Gourgaud emploie sans cesse le mot dans son journal. Selon Las Cases,
ce qui consume le plateau désolé et la
maison-labyrinthe est un mal mystérieux. Contre cette
langueur et ce vide, la violence des éléments
paraît curieusement désarmée. Le secret
de Longwood réside peut-être dans le rapport de
cette tristesse infinie avec l'inquiétante puissance du
site. (p. 71)
- Pauvre
royaume de l'absence ! L'imagination, ce miroir ardent qui
déforme et enflamme les figures du passé, a fait
ici des ravages. L'imagination … A lire les
récits des compagnons, on voit bien qu'il s'agit d'une
tentative désespérée pour
réunir ce qui est à jamais disloqué.
Dans cette atmosphère de décomposition tropicale,
il importe de se battre contre l'anéantissement. (p. 88)
- L'air et
le ciel isolent et confinent aussi sûrement qu'une cellule.
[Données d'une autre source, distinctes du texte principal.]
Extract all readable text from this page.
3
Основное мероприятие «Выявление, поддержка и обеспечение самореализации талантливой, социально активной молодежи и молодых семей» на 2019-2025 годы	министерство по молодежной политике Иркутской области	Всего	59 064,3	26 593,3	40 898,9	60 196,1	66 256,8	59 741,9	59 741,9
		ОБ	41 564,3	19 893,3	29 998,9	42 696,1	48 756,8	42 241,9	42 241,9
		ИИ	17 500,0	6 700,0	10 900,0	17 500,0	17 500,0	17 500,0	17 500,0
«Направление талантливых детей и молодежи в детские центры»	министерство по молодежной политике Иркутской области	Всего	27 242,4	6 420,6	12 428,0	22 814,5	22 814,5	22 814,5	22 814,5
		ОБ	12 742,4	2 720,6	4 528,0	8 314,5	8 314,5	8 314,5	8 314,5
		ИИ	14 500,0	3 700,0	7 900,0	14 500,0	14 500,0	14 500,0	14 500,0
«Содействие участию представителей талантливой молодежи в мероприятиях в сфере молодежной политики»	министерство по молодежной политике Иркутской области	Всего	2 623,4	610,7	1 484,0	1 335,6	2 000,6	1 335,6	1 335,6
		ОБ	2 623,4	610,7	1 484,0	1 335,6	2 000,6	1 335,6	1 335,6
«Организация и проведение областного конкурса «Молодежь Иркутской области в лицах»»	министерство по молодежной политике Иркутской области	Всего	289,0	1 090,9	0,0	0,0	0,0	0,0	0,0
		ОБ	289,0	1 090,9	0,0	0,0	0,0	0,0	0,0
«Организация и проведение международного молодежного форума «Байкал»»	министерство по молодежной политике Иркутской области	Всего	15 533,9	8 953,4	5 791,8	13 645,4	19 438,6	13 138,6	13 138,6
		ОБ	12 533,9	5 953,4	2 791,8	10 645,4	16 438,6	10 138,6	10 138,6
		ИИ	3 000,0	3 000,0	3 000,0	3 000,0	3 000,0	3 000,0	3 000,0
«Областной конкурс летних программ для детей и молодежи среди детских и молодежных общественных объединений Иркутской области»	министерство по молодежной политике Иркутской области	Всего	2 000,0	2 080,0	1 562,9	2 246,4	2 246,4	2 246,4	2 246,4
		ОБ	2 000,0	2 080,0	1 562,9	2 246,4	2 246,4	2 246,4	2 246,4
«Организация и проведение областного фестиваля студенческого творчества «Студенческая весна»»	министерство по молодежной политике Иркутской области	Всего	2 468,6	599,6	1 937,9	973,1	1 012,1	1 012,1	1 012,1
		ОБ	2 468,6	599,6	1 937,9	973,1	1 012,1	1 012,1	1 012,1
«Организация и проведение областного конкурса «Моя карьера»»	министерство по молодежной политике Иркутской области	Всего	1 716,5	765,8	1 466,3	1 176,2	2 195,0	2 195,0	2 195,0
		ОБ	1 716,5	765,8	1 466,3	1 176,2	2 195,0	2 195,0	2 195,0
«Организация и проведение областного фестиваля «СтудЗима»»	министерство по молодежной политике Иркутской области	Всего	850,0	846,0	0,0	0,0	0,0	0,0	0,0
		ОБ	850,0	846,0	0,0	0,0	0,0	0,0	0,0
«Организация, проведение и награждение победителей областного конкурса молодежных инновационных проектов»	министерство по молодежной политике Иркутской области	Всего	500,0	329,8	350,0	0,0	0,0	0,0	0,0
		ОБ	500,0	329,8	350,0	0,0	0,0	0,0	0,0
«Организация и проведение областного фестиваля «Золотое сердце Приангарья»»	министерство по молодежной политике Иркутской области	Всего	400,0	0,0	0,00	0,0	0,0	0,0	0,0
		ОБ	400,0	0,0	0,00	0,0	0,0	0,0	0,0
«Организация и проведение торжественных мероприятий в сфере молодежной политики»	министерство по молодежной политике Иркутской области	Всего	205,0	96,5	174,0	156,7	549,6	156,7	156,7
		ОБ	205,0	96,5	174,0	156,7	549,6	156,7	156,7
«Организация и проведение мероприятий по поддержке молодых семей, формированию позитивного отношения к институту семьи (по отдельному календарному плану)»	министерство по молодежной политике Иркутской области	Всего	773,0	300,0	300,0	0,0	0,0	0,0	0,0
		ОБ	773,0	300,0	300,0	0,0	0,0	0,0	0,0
« Je hais ce Longwood, ce vento agro »,
maugrée l'Empereur. Curieusement, lorsqu'il se plaint du
climat, il se sert de sa langue natale — les
souvenirs de son médecin O'Meara
sont truffés de mots italiens. Il appelle
Sainte-Hélène l'isola maladetta.
(pp. 141-142)
- — Sainte-Hélène,
c'est vrai, n'est pas gaie. Nous attendons avec impatience
l'appareillage du bateau. Mais, vous savez, nous avons
découvert des coins qui sont de véritables
paradis terrestres.
— Des paradis terrestres, ici !
— Mais oui … Ils se trouvent surtout dans
la partie occidentale de l'île. Je crois savoir que ces
paysages étaient inconnus de votre Empereur. Il refusait de
les visiter. C'était un drôle de prisonnier, ah
oui ! Par orgueil il s'est enfermé volontairement
dans sa bicoque. (p. 164)
- L'anticyclone
de Sainte-Hélène, aussi insaisissable que celui
des Açores, marque la physionomie du rocher. Tous les
paysages cohabitent sans qu'un caractère parvienne
à s'imposer. (pp. 289-290)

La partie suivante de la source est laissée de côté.